Not only is it true (for coprime $a$ and $n$ ), but we now have enough tools to prove it! Let $\mathbb{Z}_{n}^{*}$ be cyclic with generator $g$ , so the whole group can be written as a list (call it $L_{1}$ ) $\mathbb{Z}_{n}^{*}=L_{1}=\{g,g^{2},g^{3},...g^{\varphi(n)}\}$ We know all the group's elements are in $L_{1}$ , just in an unknown order. (recall the elements are $[1],[2],...,[n-1]$ minus any terms not coprime to $n$ ). Let $a$ be any element of the group. Notice that the list $L_{2}=\{ag,ag^{2},ag^{3},...ag^{\varphi(n)}\}$ is some permutation of $L_{1}$ : multiplication is invertible, so we can't multiply two different things by $a$ and get the same thing out. Then, since the lists contain the same elements, and we are in a commutative group, the products of all elements in the list remains the same: $\text{Prod}(L_{2})=\text{Prod}(L_{1})$ $\prod_{i=1}^{\varphi(n)}ag^{i}=\prod_{i=1}^{\varphi(n)}g^{i}$ Factoring all the $a$ terms out, we get: $a^{\varphi(n)}\prod_{i=1}^{\varphi(n)}g^{i}=\prod_{i=1}^{\varphi(n)}g^{i}$ Finally, multiplying both sides by the inverse of $\prod_{i=1}^{\varphi(n)}g^{i}$ (which is just some member of the group, and with your knowledge of how inverses work, you might know which one): $a^{\varphi(n)}=[1]\pmod{n}$ which is exactly Euler's theorem. $\square$

Fermat's little theorem follows straight from Euler's by substituting prime $p$ for $n$ : $a^{p-1}=[1]\pmod{p}$ So we know that, no matter what element we pick from the multiplicative group modulo $n$ , raising it to the $\varphi(n)$ (the size of the group) will give us 1.

Lagrange's theorem

The proof above is handy because it doesn't require any definitions beyond what we already have.
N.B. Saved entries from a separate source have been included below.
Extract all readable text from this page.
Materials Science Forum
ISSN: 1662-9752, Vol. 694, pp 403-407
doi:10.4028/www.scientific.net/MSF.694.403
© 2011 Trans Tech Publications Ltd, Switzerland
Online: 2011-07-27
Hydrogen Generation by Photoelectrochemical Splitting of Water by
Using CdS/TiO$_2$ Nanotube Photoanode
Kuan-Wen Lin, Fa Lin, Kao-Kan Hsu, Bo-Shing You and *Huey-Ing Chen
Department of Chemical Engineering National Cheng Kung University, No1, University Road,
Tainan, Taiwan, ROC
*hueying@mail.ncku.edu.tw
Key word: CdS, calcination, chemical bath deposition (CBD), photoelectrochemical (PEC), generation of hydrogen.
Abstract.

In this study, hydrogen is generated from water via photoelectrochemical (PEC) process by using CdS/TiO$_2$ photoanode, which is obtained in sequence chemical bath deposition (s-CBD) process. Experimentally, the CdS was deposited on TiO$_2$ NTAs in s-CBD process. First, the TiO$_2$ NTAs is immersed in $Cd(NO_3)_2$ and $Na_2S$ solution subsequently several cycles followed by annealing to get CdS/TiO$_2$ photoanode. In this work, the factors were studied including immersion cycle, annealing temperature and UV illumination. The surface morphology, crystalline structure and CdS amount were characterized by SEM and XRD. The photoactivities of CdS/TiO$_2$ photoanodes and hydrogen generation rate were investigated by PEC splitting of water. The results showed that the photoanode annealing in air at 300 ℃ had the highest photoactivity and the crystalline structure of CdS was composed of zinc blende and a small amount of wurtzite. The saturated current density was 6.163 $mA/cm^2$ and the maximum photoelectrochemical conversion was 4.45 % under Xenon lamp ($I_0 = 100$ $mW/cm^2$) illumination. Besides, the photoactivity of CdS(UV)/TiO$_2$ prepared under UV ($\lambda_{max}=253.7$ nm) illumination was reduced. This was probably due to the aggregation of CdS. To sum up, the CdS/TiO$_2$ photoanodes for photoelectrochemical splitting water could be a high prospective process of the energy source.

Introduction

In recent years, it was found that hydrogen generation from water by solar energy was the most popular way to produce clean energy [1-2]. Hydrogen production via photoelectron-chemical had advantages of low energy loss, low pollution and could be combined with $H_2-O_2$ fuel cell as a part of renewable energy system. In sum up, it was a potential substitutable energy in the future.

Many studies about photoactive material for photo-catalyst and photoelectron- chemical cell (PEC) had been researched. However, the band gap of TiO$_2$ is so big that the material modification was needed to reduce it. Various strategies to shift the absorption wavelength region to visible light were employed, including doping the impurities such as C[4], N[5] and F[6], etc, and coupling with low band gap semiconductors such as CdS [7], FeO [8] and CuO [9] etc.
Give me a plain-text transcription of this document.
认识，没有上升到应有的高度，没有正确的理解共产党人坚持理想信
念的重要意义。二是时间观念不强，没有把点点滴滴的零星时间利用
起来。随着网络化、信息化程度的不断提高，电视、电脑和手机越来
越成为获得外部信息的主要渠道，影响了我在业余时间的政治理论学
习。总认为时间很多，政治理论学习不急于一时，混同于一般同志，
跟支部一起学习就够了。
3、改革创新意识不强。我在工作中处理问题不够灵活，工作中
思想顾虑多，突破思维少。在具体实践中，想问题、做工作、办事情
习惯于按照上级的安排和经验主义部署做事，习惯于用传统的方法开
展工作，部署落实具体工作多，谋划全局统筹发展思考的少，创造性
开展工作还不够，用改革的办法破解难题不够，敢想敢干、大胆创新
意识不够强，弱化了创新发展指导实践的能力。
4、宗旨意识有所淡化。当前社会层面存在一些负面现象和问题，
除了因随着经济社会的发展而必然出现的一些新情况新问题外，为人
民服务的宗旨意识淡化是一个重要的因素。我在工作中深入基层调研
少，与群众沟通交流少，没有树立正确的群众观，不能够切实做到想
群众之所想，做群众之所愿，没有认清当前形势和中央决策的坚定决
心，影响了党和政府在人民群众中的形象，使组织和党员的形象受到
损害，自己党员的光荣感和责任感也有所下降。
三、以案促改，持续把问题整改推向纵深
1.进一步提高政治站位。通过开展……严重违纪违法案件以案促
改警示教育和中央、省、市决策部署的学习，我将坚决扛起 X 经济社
Admittedly, it doesn't provide much intuition as to why.

A subgroup is a subset of a group where the group laws are satisfied. For example, in the group of the integers under addition, the even numbers are a subgroup. A group is always a subgroup of itself.
Lagrange's theorem states that, if you find a subgroup in a group, the order of a subgroup divides the order of the group. (in other words, the order of the group is a multiple of the order of the subgroup.)
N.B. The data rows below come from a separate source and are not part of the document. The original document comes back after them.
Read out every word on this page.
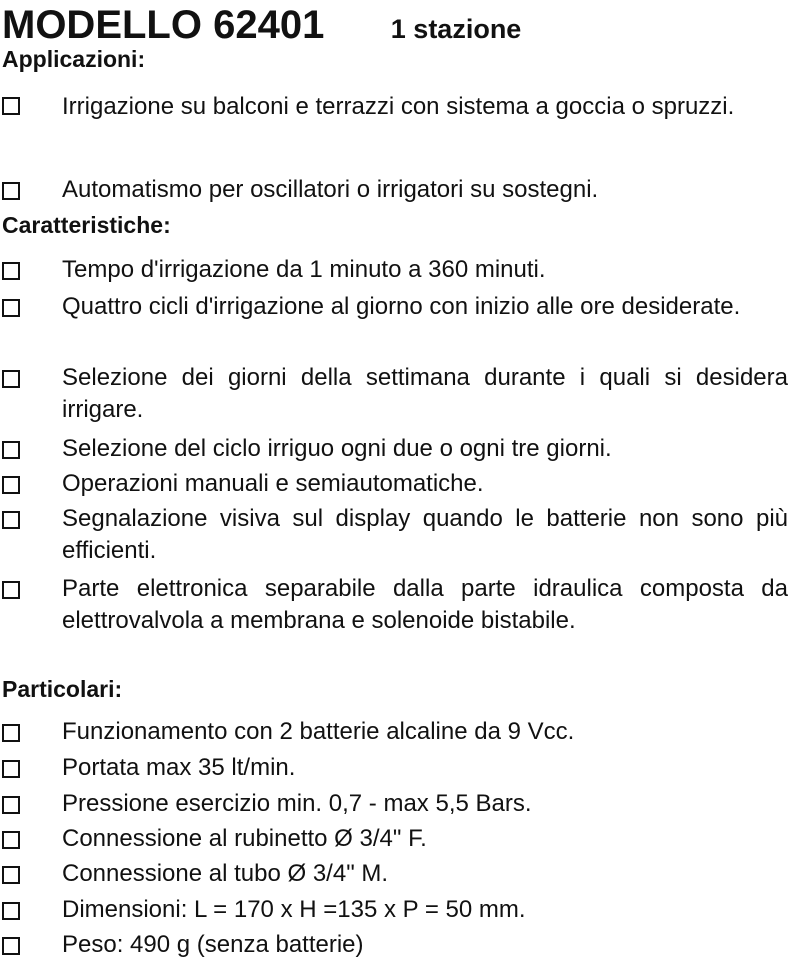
MODELLO 62401 1 stazione
Applicazioni:
Irrigazione su balconi e terrazzi con sistema a goccia o spruzzi.
Automatismo per oscillatori o irrigatori su sostegni.
Caratteristiche:
Tempo d'irrigazione da 1 minuto a 360 minuti.
Quattro cicli d'irrigazione al giorno con inizio alle ore desiderate.
Selezione dei giorni della settimana durante i quali si desidera irrigare.
Selezione del ciclo irriguo ogni due o ogni tre giorni.
Operazioni manuali e semiautomatiche.
Segnalazione visiva sul display quando le batterie non sono più efficienti.
Parte elettronica separabile dalla parte idraulica composta da elettrovalvola a membrana e solenoide bistabile.
Particolari:
Funzionamento con 2 batterie alcaline da 9 Vcc.
Portata max 35 lt/min.
Pressione esercizio min. 0,7 - max 5,5 Bars.
Connessione al rubinetto Ø 3/4" F.
Connessione al tubo Ø 3/4" M.
Dimensioni: L = 170 x H =135 x P = 50 mm.
Peso: 490 g (senza batterie)
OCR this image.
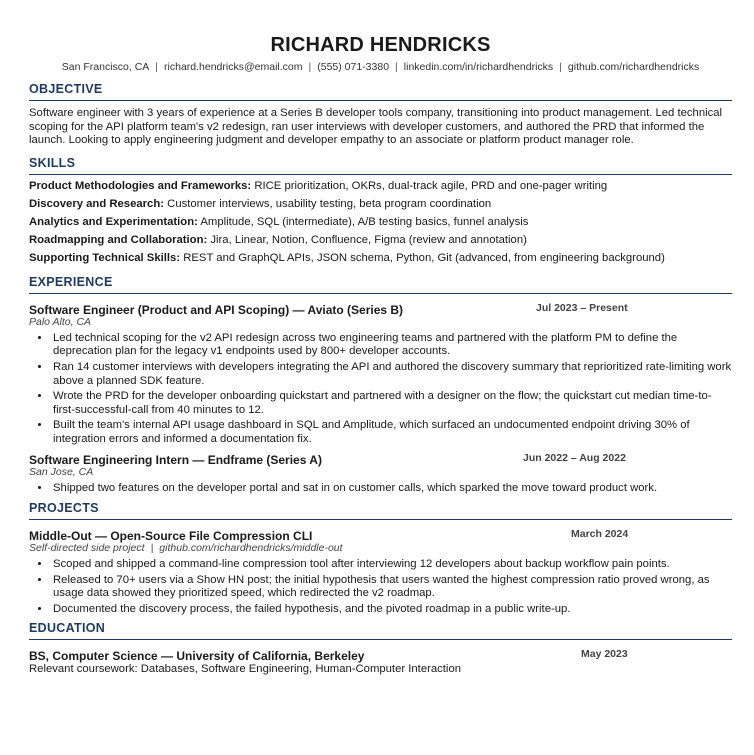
RICHARD HENDRICKS
San Francisco, CA | richard.hendricks@email.com | (555) 071-3380 | linkedin.com/in/richardhendricks | github.com/richardhendricks
OBJECTIVE
Software engineer with 3 years of experience at a Series B developer tools company, transitioning into product management. Led technical scoping for the API platform team's v2 redesign, ran user interviews with developer customers, and authored the PRD that informed the launch. Looking to apply engineering judgment and developer empathy to an associate or platform product manager role.
SKILLS
Product Methodologies and Frameworks: RICE prioritization, OKRs, dual-track agile, PRD and one-pager writing
Discovery and Research: Customer interviews, usability testing, beta program coordination
Analytics and Experimentation: Amplitude, SQL (intermediate), A/B testing basics, funnel analysis
Roadmapping and Collaboration: Jira, Linear, Notion, Confluence, Figma (review and annotation)
Supporting Technical Skills: REST and GraphQL APIs, JSON schema, Python, Git (advanced, from engineering background)
EXPERIENCE
Software Engineer (Product and API Scoping) — Aviato (Series B)	Jul 2023 – Present
Palo Alto, CA
• Led technical scoping for the v2 API redesign across two engineering teams and partnered with the platform PM to define the deprecation plan for the legacy v1 endpoints used by 800+ developer accounts.
• Ran 14 customer interviews with developers integrating the API and authored the discovery summary that reprioritized rate-limiting work above a planned SDK feature.
• Wrote the PRD for the developer onboarding quickstart and partnered with a designer on the flow; the quickstart cut median time-to-first-successful-call from 40 minutes to 12.
• Built the team's internal API usage dashboard in SQL and Amplitude, which surfaced an undocumented endpoint driving 30% of integration errors and informed a documentation fix.
Software Engineering Intern — Endframe (Series A)	Jun 2022 – Aug 2022
San Jose, CA
• Shipped two features on the developer portal and sat in on customer calls, which sparked the move toward product work.
PROJECTS
Middle-Out — Open-Source File Compression CLI	March 2024
Self-directed side project | github.com/richardhendricks/middle-out
• Scoped and shipped a command-line compression tool after interviewing 12 developers about backup workflow pain points.
• Released to 70+ users via a Show HN post; the initial hypothesis that users wanted the highest compression ratio proved wrong, as usage data showed they prioritized speed, which redirected the v2 roadmap.
• Documented the discovery process, the failed hypothesis, and the pivoted roadmap in a public write-up.
EDUCATION
BS, Computer Science — University of California, Berkeley	May 2023
Relevant coursework: Databases, Software Engineering, Human-Computer Interaction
Then (with some details intentionally left out) Euler's theorem is Lagrange's theorem applied to the group $\mathbb{Z}_{n}^{*}$ and the subgroup $\langle a\rangle$ .

Notation notes

In this page we used square brackets to be very clear that the "numbers" we're using are congruence classes of integers. Usually you'll see $[n]$ shortened to $n$ and $[1]=[5]$ written as $1\equiv 5$ (the triple bar meaning "is equivalent/congruent to").
The common (mod $n$ ) notation can be confusing when mistaking "mod" for the % operator, which is a different thing (and even this operator can refer to different things; try calculating (-1 % 5) in python, and again into your browser console.) (mod $n$ ) is a statement about the world we're living in when reading something like $1\equiv 100$ (mod $n$ ).

Conclusion

If you would like to learn more, The Joy of Cryptography is a wonderful and well-written undergraduate-level textbook. It teaches cryptography along with the underlying math, has sane notation, and is freely available online. See chapters 0.1, 0.2, 0.4, 13.1, and 14.1 for things relevant to this webpage.